Do not be like the horse or like the mule, which have no understanding,
which must be harnessed with bit and bridle, else they will not
come near you" (Ps 32:8-9, NKJ). And this is why Jesus said,
"Ask and it will be given to you; seek and you will find;
knock and the door will be opened to you. For everyone who asks
receives; he who seeks finds; and to him who knocks, the door
will be opened. Which of you, if his son asks for bread, will
give him a stone? Or if he asks for a fish, will give him a snake?
If you, then, though you are evil, know how to give good gifts
to your children, how much more will your Father in heaven give
good gifts to those who ask him!" (Matt 7:7-11).

However, we must recognize that our understanding of eternity
is necessarily restricted, being finite beings who exist in time.
Let me illustrate using a mathematical concept. If you take points
in a hyper-dimensional space and project them onto a two dimensional
plane (e.g., a piece of paper) such that the closest points in
hyperdimenstional space are closest when projected onto the paper
then information will be lost, though much of the fundamental
information is retained. In the same way, we know about God through
nature, our own selves, and our relationship with others. None
in them selves is adequate to understand the fullness of God.

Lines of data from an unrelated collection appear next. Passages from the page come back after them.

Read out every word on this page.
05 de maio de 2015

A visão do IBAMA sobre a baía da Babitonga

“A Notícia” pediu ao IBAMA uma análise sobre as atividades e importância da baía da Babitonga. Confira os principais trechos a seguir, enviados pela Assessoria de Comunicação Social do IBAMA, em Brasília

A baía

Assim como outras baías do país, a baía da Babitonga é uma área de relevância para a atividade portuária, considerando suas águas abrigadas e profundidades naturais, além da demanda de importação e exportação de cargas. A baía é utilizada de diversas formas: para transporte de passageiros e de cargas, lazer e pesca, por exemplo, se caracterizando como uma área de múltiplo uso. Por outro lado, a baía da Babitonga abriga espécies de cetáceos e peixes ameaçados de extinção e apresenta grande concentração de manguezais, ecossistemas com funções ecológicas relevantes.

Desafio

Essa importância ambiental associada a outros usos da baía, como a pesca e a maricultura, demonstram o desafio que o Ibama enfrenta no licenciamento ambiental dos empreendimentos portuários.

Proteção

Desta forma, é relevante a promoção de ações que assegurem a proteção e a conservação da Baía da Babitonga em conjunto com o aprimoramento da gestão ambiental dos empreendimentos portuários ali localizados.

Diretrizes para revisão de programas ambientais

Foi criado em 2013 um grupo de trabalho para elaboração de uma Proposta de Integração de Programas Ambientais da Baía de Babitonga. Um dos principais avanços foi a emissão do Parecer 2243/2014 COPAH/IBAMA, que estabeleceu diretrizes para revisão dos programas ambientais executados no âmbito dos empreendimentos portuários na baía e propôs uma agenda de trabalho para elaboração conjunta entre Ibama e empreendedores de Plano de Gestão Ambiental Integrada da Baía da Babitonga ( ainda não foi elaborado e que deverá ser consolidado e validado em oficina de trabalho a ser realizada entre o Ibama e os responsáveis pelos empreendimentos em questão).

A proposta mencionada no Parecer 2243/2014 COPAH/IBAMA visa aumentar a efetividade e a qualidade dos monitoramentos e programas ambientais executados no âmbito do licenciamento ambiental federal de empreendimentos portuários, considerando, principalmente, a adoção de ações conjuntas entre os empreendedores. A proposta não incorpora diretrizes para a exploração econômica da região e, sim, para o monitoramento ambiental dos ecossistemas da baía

For example, when we look at the universe we see how vast it is
and we understand, in a way, how God is vast. But we don't see
that God is loving or intimate. But then we look at marriage and
we understand that God is intimate but not that He is vast. But
even these pictures are inadequate. We then have children, which
allows yet another understanding of our relationship with God.
Putting the myriad of things we encounter in Creation together
all provide various aspects of God and His relationship to us.

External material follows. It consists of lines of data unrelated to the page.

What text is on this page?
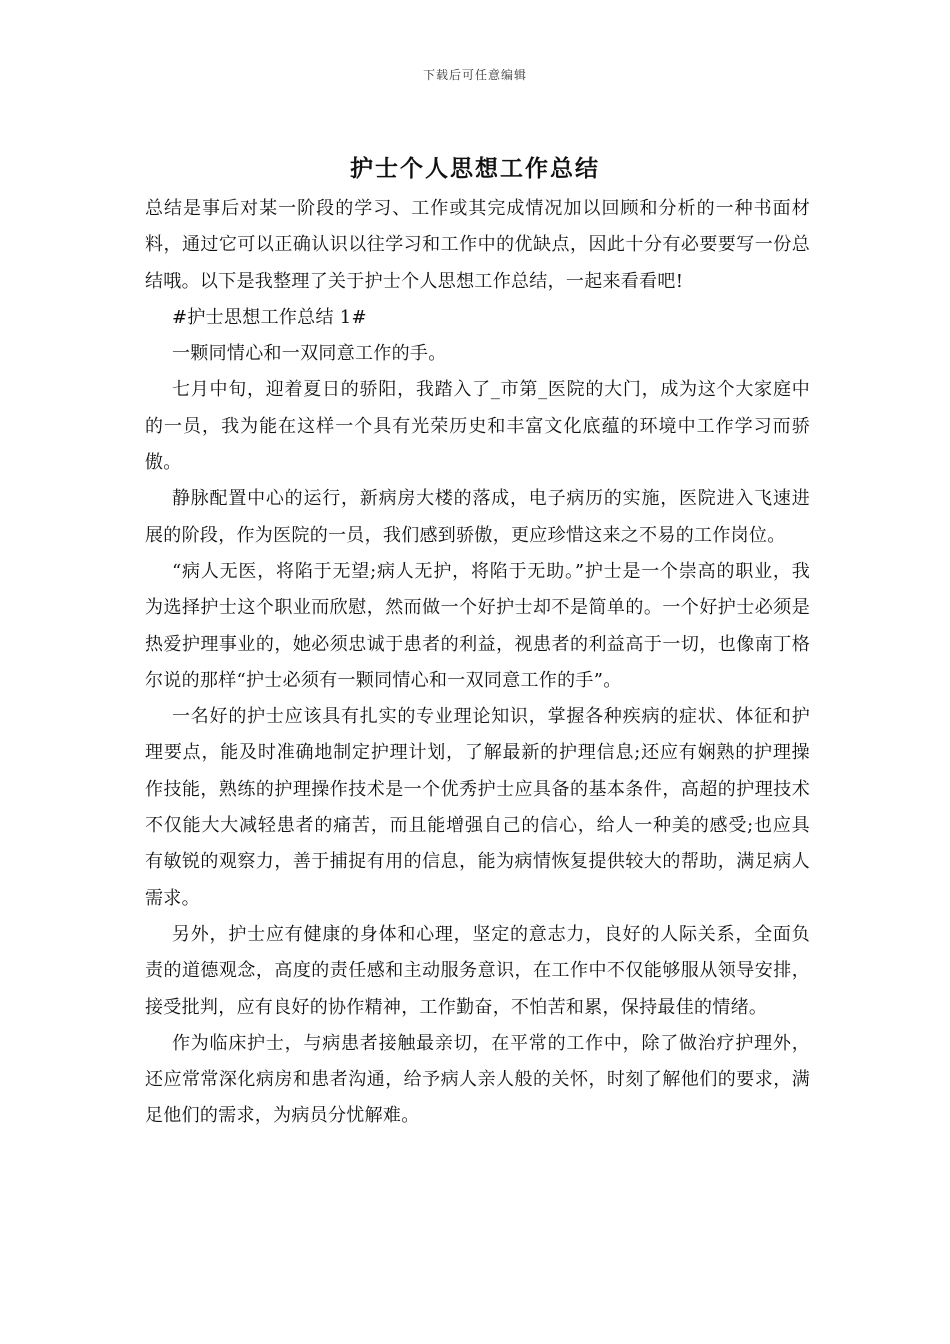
下载后可任意编辑
护士个人思想工作总结

总结是事后对某一阶段的学习、工作或其完成情况加以回顾和分析的一种书面材料，通过它可以正确认识以往学习和工作中的优缺点，因此十分有必要要写一份总结哦。以下是我整理了关于护士个人思想工作总结，一起来看看吧!

#护士思想工作总结 1#

一颗同情心和一双同意工作的手。

七月中旬，迎着夏日的骄阳，我踏入了_市第_医院的大门，成为这个大家庭中的一员，我为能在这样一个具有光荣历史和丰富文化底蕴的环境中工作学习而骄傲。

静脉配置中心的运行，新病房大楼的落成，电子病历的实施，医院进入飞速进展的阶段，作为医院的一员，我们感到骄傲，更应珍惜这来之不易的工作岗位。

“病人无医，将陷于无望;病人无护，将陷于无助。”护士是一个崇高的职业，我为选择护士这个职业而欣慰，然而做一个好护士却不是简单的。一个好护士必须是热爱护理事业的，她必须忠诚于患者的利益，视患者的利益高于一切，也像南丁格尔说的那样“护士必须有一颗同情心和一双同意工作的手”。

一名好的护士应该具有扎实的专业理论知识，掌握各种疾病的症状、体征和护理要点，能及时准确地制定护理计划，了解最新的护理信息;还应有娴熟的护理操作技能，熟练的护理操作技术是一个优秀护士应具备的基本条件，高超的护理技术不仅能大大减轻患者的痛苦，而且能增强自己的信心，给人一种美的感受;也应具有敏锐的观察力，善于捕捉有用的信息，能为病情恢复提供较大的帮助，满足病人需求。

另外，护士应有健康的身体和心理，坚定的意志力，良好的人际关系，全面负责的道德观念，高度的责任感和主动服务意识，在工作中不仅能够服从领导安排，接受批判，应有良好的协作精神，工作勤奋，不怕苦和累，保持最佳的情绪。

作为临床护士，与病患者接触最亲切，在平常的工作中，除了做治疗护理外，还应常常深化病房和患者沟通，给予病人亲人般的关怀，时刻了解他们的要求，满足他们的需求，为病员分忧解难。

But even these, when all put together, must be inadequate. Hence,
I must say that I don't understand how prayer works because I
am projecting eternity into time. But I know this: that God wants
me to engage in it continually; when I don't engage in it I feel
alienated from God - I am "out of the loop"; God enjoys
hearing from me; because I love Him I want to engage in conversation
with Him and please Him.

Richard Young

  When we are praying about the result, say, of a battle
  or a medical consultation, the thought will often cross our minds
  that, if we only knew it, the event is already decided When we
  are praying about the result, say, of a battle or a medical consultation,
  the thought will often cross our minds that, if we only knew
  it, the event is already decided one way or the other. I believe
  this to be no good reason for ceasing our prayers. The event
  certainly has been decided. In a sense, it was decided before
  all the worlds. But one of the things taken into account in deciding
  it, and therefore one of the things that really causes it to
  happen, may be this very prayer that we are now offering.  Thus,
  shocking as it may sound, I conclude that we can at noon become
  part causes of an event occurring at ten o'clock. There is no
  question whether an event has happened because of your prayer.
  When the event you prayed for occurs, your prayer has always
  contributed to it. When the opposite event occurs, your prayer
  has never been ignored; it has been considered and refused for
  your ultimate good and the good of the whole universe. (C. S.